A Class of Models Describing Age Structure Dynamics of a Natural Forest
Document Type
Presentation Abstract
Presentation Date
4-26-2001
Abstract
A class of models with only a few easily identifiable parameters are introduced to allow the long-term consequences of disturbances in a natural forest to be qualitatively described. Formulated in terms of the von-Foerster partial differential equation, these models can be reduced to an integro-differential equation for the seedlings' density as a function of time. This seedlings equation contains a small parameter, the ratio of seedlings' re-establishment time and the average life span of a tree. The re-establishment time, typically 2-5 years, measures the time for the number of seedlings to adapt to a change in available resources.

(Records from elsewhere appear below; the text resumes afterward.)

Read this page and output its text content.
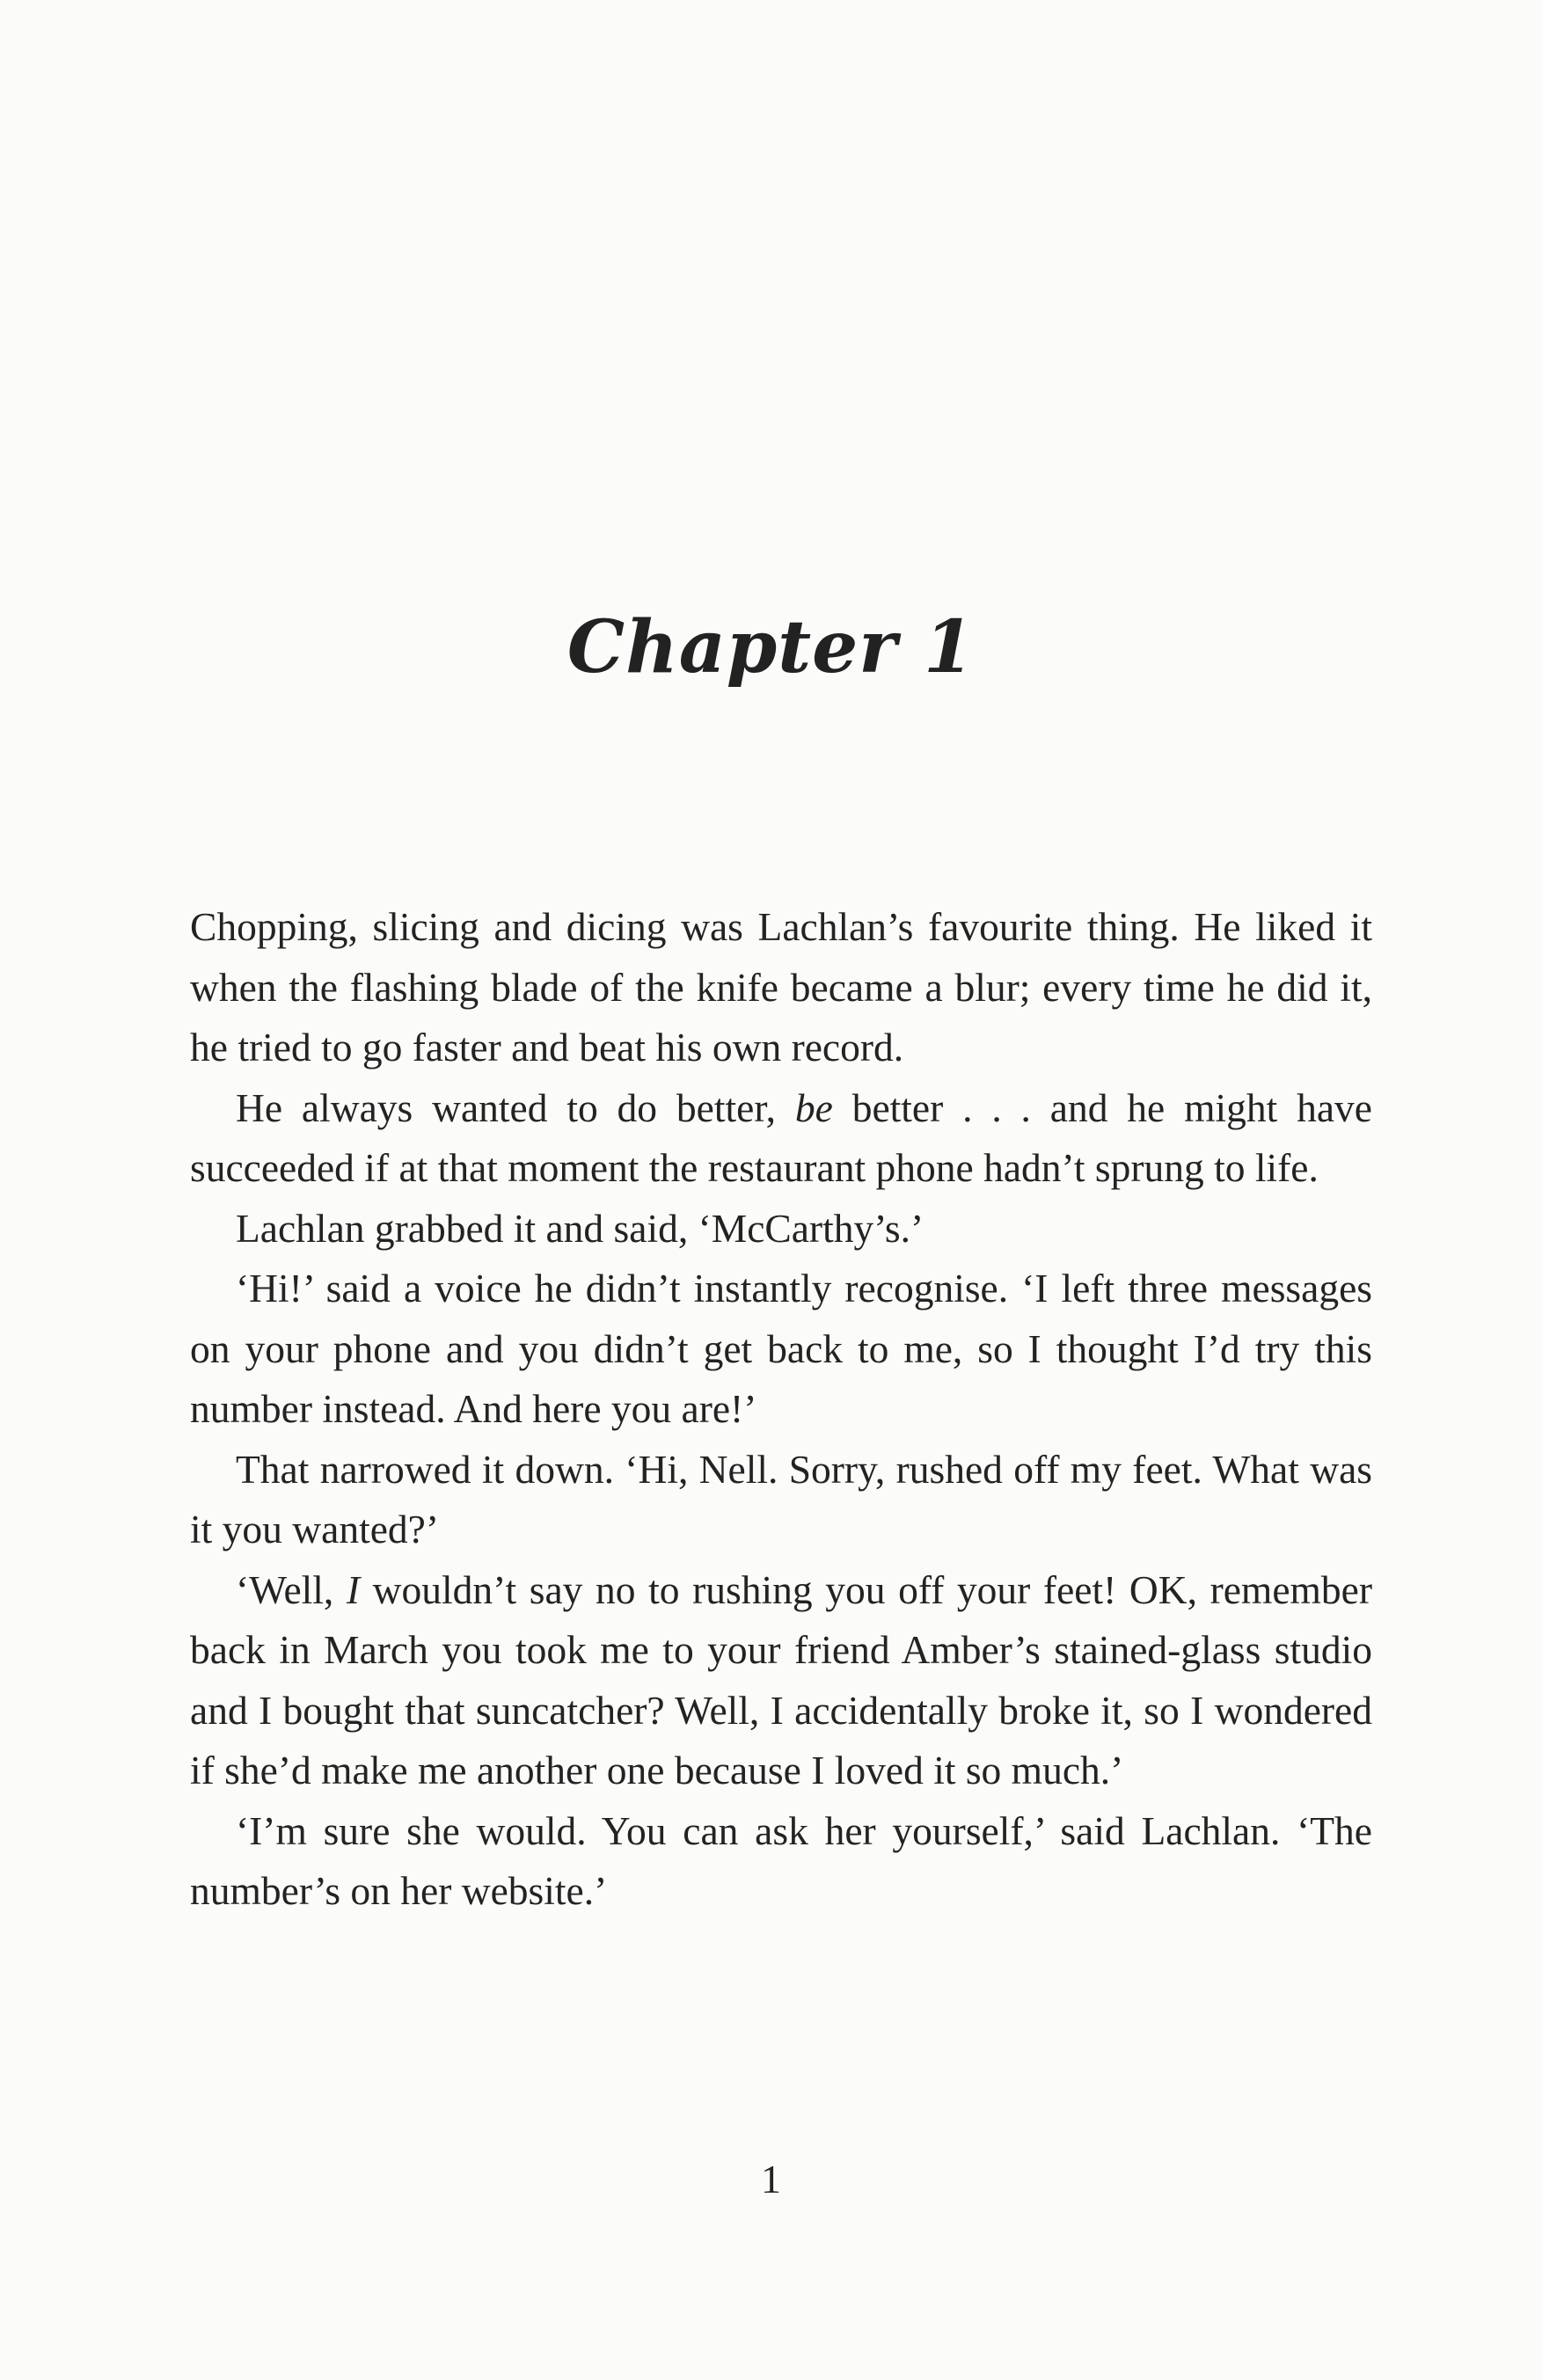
Chapter 1

Chopping, slicing and dicing was Lachlan’s favourite thing. He liked it when the flashing blade of the knife became a blur; every time he did it, he tried to go faster and beat his own record.

He always wanted to do better, be better . . . and he might have succeeded if at that moment the restaurant phone hadn’t sprung to life.

Lachlan grabbed it and said, ‘McCarthy’s.’

‘Hi!’ said a voice he didn’t instantly recognise. ‘I left three messages on your phone and you didn’t get back to me, so I thought I’d try this number instead. And here you are!’

That narrowed it down. ‘Hi, Nell. Sorry, rushed off my feet. What was it you wanted?’

‘Well, I wouldn’t say no to rushing you off your feet! OK, remember back in March you took me to your friend Amber’s stained-glass studio and I bought that suncatcher? Well, I accidentally broke it, so I wondered if she’d make me another one because I loved it so much.’

‘I’m sure she would. You can ask her yourself,’ said Lachlan. ‘The number’s on her website.’

1
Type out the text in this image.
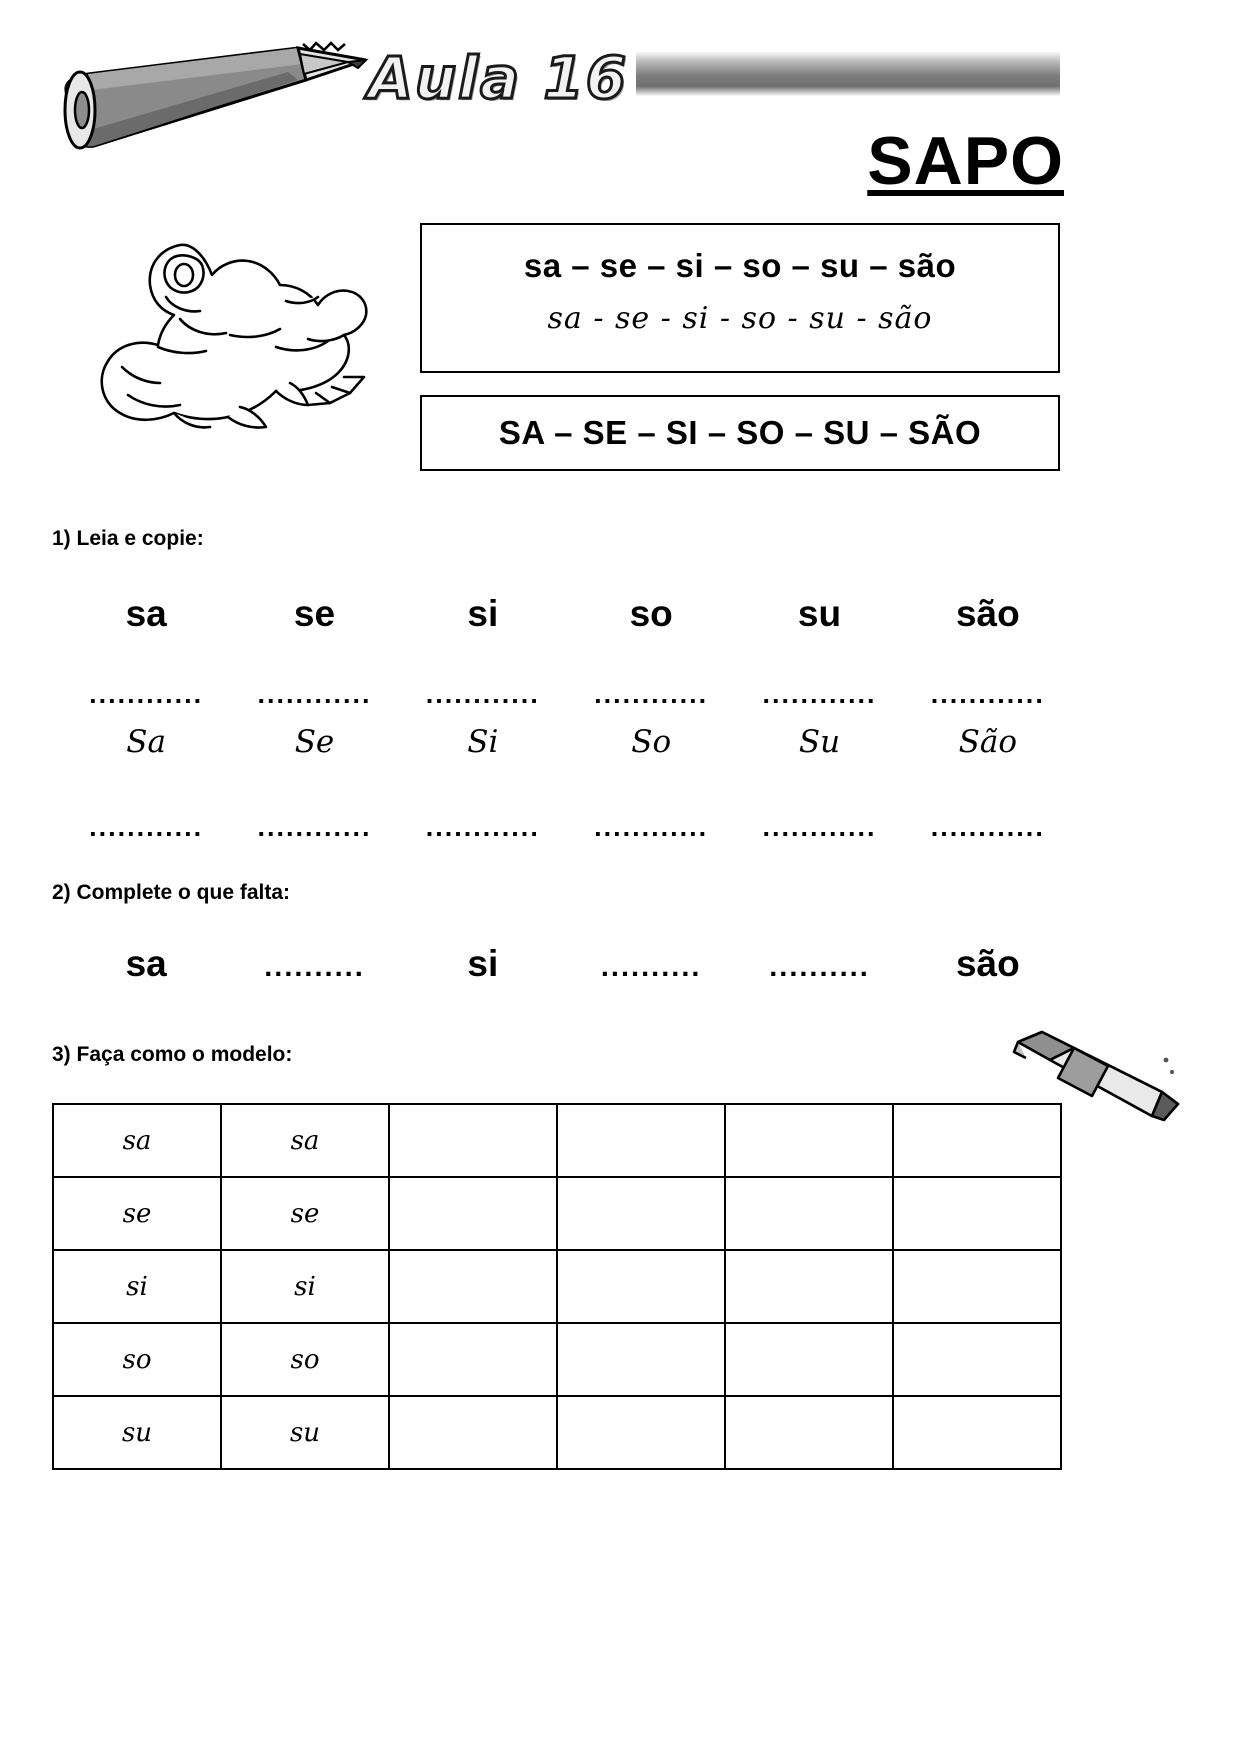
Aula 16
SAPO
sa – se – si – so – su – são
sa - se - si - so - su - são
SA – SE – SI – SO – SU – SÃO
1) Leia e copie:
sa	se	si	so	su	são
............	............	............	............	............	............
Sa	Se	Si	So	Su	São
............	............	............	............	............	............
2) Complete o que falta:
sa	..........	si	..........	..........	são
3) Faça como o modelo:
sa	sa				
se	se				
si	si				
so	so				
su	su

The problem is solved using numerical and asymptotic methods. By means of Banach's fixed point theorem in a suitable function space, it can be shown that these methods converge even when the number of seedlings intermittently vanishes and the solution is not continuously differentiable. In this case, for a certain range of parameters, periodic solutions occur.
Recommended Citation
Kraemer, Michael A., "A Class of Models Describing Age Structure Dynamics of a Natural Forest" (2001). Colloquia of the Department of Mathematical Sciences. 93.
https://scholarworks.umt.edu/mathcolloquia/93
Additional Details
Presentation delivered in partial fulfillment of the requirements for the presenter's doctoral degree.
Thursday, 26 April 2001
4:10 p.m. in Math 109
Coffee/treats at 3:30 p.m. Math 104 (Lounge)